Via Trading Corporation
- Company type: Private
- Industry: Wholesale Liquidation
- Headquarters: Los Angeles, California
- Key people: Jacques Stambouli, CEO & Alain Stambouli, President
- Website: http://www.viatrading.com/

= Via Trading (company) =

Wholesale company

Via Trading Corporation is a wholesale company of general liquidation consumer merchandise. The company's goods come primarily from wholesale liquidations, wholesale overstock purchases, and customer returns.

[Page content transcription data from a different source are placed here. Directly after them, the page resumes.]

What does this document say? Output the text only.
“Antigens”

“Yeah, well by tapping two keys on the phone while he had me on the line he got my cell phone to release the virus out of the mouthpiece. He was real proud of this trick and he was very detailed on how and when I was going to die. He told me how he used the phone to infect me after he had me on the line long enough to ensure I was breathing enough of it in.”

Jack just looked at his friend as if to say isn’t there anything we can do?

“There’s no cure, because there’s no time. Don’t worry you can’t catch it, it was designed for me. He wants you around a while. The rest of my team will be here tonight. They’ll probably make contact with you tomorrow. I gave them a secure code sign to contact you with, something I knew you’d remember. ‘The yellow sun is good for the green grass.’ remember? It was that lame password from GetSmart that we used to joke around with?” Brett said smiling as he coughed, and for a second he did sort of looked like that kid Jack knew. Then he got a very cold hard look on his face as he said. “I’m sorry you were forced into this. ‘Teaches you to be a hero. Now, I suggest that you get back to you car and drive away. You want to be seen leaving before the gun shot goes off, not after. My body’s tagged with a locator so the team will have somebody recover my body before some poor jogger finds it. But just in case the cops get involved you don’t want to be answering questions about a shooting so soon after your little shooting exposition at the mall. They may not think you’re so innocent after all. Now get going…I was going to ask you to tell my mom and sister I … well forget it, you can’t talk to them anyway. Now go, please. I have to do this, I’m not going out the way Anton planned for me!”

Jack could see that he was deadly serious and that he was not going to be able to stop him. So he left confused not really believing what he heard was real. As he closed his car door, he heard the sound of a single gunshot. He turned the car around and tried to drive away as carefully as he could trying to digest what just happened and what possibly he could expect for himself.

Brothers Jacques and Alain Stambouli founded the company in June 2002, and Alain is the company's president, and Jacques is the CEO. Via Trading is based in Lynwood, California.

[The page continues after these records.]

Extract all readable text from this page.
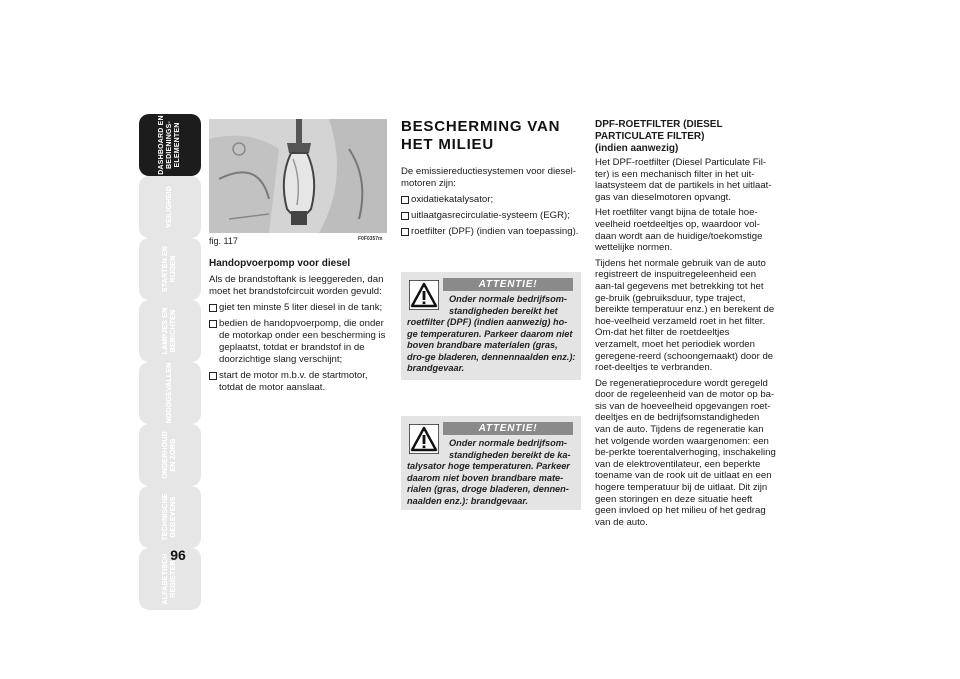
DASHBOARD EN
BEDIENINGS-
ELEMENTEN
VEILIGHEID
STARTEN EN
RIJDEN
LAMPJES EN
BERICHTEN
NOODGEVALLEN
ONDERHOUD
EN ZORG
TECHNISCHE
GEGEVENS
ALFABETISCH
REGISTER
96
fig. 117	F0F0357m
Handopvoerpomp voor diesel

Als de brandstoftank is leeggereden, dan moet het brandstofcircuit worden gevuld:

giet ten minste 5 liter diesel in de tank;
bedien de handopvoerpomp, die onder de motorkap onder een bescherming is geplaatst, totdat er brandstof in de doorzichtige slang verschijnt;
start de motor m.b.v. de startmotor, totdat de motor aanslaat.
BESCHERMING VAN
HET MILIEU

De emissiereductiesystemen voor diesel-motoren zijn:

oxidatiekatalysator;
uitlaatgasrecirculatie-systeem (EGR);
roetfilter (DPF) (indien van toepassing).
ATTENTIE!
Onder normale bedrijfsom-
standigheden bereikt het
roetfilter (DPF) (indien aanwezig) ho-ge temperaturen. Parkeer daarom niet boven brandbare materialen (gras, dro-ge bladeren, dennennaalden enz.): brandgevaar.
ATTENTIE!
Onder normale bedrijfsom-
standigheden bereikt de ka-
talysator hoge temperaturen. Parkeer daarom niet boven brandbare mate-rialen (gras, droge bladeren, dennen-naalden enz.): brandgevaar.
DPF-ROETFILTER (DIESEL
PARTICULATE FILTER)
(indien aanwezig)

Het DPF-roetfilter (Diesel Particulate Fil-ter) is een mechanisch filter in het uit-laatsysteem dat de partikels in het uitlaat-gas van dieselmotoren opvangt.

Het roetfilter vangt bijna de totale hoe-veelheid roetdeeltjes op, waardoor vol-daan wordt aan de huidige/toekomstige wettelijke normen.

Tijdens het normale gebruik van de auto registreert de inspuitregeleenheid een aan-tal gegevens met betrekking tot het ge-bruik (gebruiksduur, type traject, bereikte temperatuur enz.) en berekent de hoe-veelheid verzameld roet in het filter. Om-dat het filter de roetdeeltjes verzamelt, moet het periodiek worden geregene-reerd (schoongemaakt) door de roet-deeltjes te verbranden.

De regeneratieprocedure wordt geregeld door de regeleenheid van de motor op ba-sis van de hoeveelheid opgevangen roet-deeltjes en de bedrijfsomstandigheden van de auto. Tijdens de regeneratie kan het volgende worden waargenomen: een be-perkte toerentalverhoging, inschakeling van de elektroventilateur, een beperkte toename van de rook uit de uitlaat en een hogere temperatuur bij de uitlaat. Dit zijn geen storingen en deze situatie heeft geen invloed op het milieu of het gedrag van de auto.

Via Trading began purchasing surplus inventory from retailers and wholesalers, but after realizing a void of good wholesale suppliers, the Stambouli brothers made a shift to the wholesale end of the business. Via Trading purchases large quantities of items at discount prices, similar to the business owners featured on A&E's Storage Wars, who purchase trailers of merchandise, and then resell the items at discount prices. Brandon Bernier of Storage Hunters purchased approximately $4,000 of merchandise from Via Trading in under 3 weeks in 2012.

Via Trading customers range from eBay sellers, Craigslist resellers, Amazon.com sellers, traditional retailers, flea market retailers and more. Via Trading has been nominated Preferred Flea Market Supplier by the National Flea Market Association. The company has been a member of the Better Business Bureau since 2003 and has been featured on The CW, ABC, NBC and Forbes, among other media outlets.